一個石臺只可以容納一個人存在,因此他和顧遙山被分別放置在兩個石臺,中間隔着大概五米的距離,他那邊還有一條已經浮上水面的黑皮鐵鱷,正虎視眈眈望着籠子裏的顧遙山,一副把他當做是儲備糧的樣子。
曲越溪扶額,端正着坐起來,嘗試着要稍微運轉些許靈力,可此時卻無法在自己的身體裏感覺到半點靈力的存在。
右肩隐隐疼着,像是被什麽東西觸發疼痛點。
在瀾滄洞閉關的三年裏,即便是練劍傷到,這個傷口都不曾疼過。
顧遙山說:“曲師弟,我們的靈力被封住了,別白費功夫,先休息一下吧。”
曲越溪點了下頭,不愧是顧遙山,居然就這麽輕易的接受了他們被人綁來這裏,還被封住靈力無法逃脫的事實。
沒記錯的話,這裏應該是魔族的水牢,雖然原著裏自己被抓後不是被帶到這裏來,但他們是被魔氣忽然襲擊,靈力還被封住,除了是魔族,也不會有別的地方了。
曲越溪坐下休息了會兒,這才仔細打量起周圍的環境。籠子是上鎖的,看起來是有些年份的鎖頭,可使勁掰扯了下,卻扯不下來。
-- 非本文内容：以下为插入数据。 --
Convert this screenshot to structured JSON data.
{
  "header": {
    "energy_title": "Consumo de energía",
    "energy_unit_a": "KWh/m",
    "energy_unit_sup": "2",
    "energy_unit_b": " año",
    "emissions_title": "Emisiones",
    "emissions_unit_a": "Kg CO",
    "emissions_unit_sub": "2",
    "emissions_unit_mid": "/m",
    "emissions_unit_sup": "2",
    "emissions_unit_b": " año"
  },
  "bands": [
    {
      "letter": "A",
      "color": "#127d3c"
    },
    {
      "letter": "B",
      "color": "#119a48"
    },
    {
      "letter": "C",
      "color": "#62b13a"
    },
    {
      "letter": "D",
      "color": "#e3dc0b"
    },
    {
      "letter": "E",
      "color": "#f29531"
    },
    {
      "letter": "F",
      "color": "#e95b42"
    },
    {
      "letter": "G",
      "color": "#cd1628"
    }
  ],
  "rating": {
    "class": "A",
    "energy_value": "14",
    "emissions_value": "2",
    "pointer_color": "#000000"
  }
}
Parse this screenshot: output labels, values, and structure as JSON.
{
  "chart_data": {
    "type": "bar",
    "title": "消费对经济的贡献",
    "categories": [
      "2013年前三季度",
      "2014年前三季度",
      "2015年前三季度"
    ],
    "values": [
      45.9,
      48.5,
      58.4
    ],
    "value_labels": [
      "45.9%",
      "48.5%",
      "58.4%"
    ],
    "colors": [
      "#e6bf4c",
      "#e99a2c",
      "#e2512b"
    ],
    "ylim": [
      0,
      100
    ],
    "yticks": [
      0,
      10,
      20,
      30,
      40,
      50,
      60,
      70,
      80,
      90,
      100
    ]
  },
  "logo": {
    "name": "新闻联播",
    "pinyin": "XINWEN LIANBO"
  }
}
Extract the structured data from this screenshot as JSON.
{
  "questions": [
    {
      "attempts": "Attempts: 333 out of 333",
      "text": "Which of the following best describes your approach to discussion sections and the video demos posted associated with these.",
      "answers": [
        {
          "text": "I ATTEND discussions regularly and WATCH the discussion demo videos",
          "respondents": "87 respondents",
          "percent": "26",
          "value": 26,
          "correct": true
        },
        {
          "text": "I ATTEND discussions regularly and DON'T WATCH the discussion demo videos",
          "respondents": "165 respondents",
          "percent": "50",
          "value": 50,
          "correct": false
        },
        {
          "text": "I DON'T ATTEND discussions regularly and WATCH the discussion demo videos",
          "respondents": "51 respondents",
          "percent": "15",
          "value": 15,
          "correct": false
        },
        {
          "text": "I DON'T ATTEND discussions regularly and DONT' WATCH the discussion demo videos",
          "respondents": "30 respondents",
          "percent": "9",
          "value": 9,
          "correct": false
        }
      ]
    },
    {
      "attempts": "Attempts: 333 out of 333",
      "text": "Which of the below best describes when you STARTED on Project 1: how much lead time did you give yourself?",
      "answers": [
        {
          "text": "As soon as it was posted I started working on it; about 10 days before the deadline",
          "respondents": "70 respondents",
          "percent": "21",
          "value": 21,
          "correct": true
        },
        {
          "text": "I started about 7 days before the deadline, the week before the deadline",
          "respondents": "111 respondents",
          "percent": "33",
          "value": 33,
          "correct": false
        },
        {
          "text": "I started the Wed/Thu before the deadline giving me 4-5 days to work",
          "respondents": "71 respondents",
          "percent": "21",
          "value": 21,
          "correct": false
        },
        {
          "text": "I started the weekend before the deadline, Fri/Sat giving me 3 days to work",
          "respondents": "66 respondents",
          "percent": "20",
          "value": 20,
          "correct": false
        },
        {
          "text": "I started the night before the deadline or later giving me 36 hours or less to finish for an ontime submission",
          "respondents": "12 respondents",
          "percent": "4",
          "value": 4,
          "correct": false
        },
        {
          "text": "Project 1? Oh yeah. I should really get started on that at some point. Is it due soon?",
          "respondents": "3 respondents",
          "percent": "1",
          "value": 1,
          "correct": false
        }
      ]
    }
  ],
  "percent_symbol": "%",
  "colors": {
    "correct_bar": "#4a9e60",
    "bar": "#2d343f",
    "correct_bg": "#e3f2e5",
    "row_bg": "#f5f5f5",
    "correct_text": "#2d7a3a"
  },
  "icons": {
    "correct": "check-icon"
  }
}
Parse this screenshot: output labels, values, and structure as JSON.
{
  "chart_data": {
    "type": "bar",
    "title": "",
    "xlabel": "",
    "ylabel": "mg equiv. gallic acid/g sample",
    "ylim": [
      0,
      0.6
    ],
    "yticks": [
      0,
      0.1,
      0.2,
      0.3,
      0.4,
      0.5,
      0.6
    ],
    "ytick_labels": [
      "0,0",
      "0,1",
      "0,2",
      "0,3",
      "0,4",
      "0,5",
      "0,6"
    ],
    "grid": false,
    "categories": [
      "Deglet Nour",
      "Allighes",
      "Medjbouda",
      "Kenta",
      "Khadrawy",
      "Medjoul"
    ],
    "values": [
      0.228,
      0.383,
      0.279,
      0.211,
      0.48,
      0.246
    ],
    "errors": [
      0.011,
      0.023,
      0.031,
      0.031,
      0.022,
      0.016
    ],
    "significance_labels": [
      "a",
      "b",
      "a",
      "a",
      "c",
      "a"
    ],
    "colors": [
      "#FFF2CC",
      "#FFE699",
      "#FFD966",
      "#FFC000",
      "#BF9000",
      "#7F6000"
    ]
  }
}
籠子之外沒有路,周圍是一汪全是黑色液體的水域,光是從顏色來看,那水肯定是有毒的,更別說底下還藏着別的什麽魔物,要是輕舉妄動,他就會成為那些東西的盤中餐了。
他看了眼顧遙山那邊的黑皮鐵鱷,它保持着剛才的姿勢,一動不動的盯着顧遙山,完完全全是把他當做食物來看待,也虧得顧遙山心大淡定,居然沒表現出任何害怕的情緒來。
附近沒有看守的魔族,除了他和顧遙山,沒有別的人在。
顧遙山忽然說:“早知道,我們應該先去正陽派,在正陽派住下,被襲擊的可能性會大大減小。”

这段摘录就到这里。